La première est une question économique, c’est-à-dire que le fait d’accroître la capacité des oléoducs nous permettrait de réduire l’escompte actuel. Cet escompte coûte actuellement 13 milliards de dollars à l’économie canadienne, selon une estimation de Kent Fellows à l’École de politique publique de l’Université de Calgary. De ce montant, le gouvernement provincial de l’Alberta est responsable de 7 milliards de dollars, bien que le gouvernement de la Saskatchewan assume aussi des coûts. Le gouvernement fédéral accuse aussi des pertes de près de 1 milliard de dollars contre un peu plus de 4 milliards de dollars pour les producteurs privés.

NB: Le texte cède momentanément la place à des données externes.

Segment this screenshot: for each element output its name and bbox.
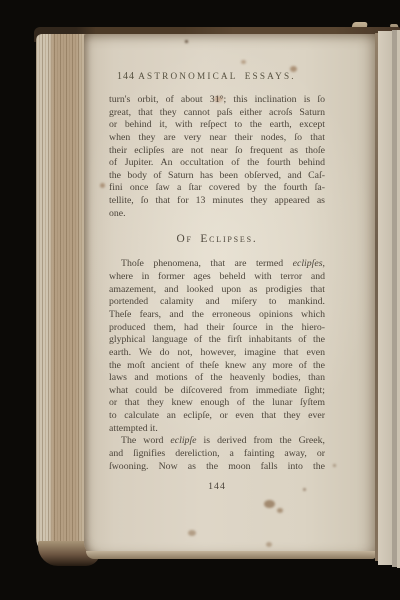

Bien entendu, ce ne sont pas les sociétés qui produisent. Certaines sont étrangères, comme Imperial Oil, dont je suis membre, mais bien d’autres œuvrent ou investissent dans l’industrie gazière et pétrolière, y compris les fonds de retraite. Fait intéressant, en ce qui concerne les fonds de retraite, cela comprend le gouvernement de la Colombie-Britannique lui-même. Il perd aussi de l’argent, au même titre que les travailleurs et d’autres personnes. Cela a un coût énorme sur le plan économique, et les choses ne changeront pas si nous poursuivons dans la même veine pour ce qui est de la capacité des oléoducs.

La deuxième question est que notre réputation internationale de pays où on sait faire les choses est ternie en ce moment par notre incapacité de mettre en place un système réglementaire dans lequel nous pouvons exploiter nos ressources tout en tenant compte des questions environnementales, comme nous l’avons fait dans le cas de diverses autres politiques. Je m’inquiète que notre incapacité de prendre des mesures sur le plan réglementaire entraîne un coût énorme qui fera en sorte qu’il soit plus difficile pour les entreprises de trouver du capital ici au Canada dans les années à venir.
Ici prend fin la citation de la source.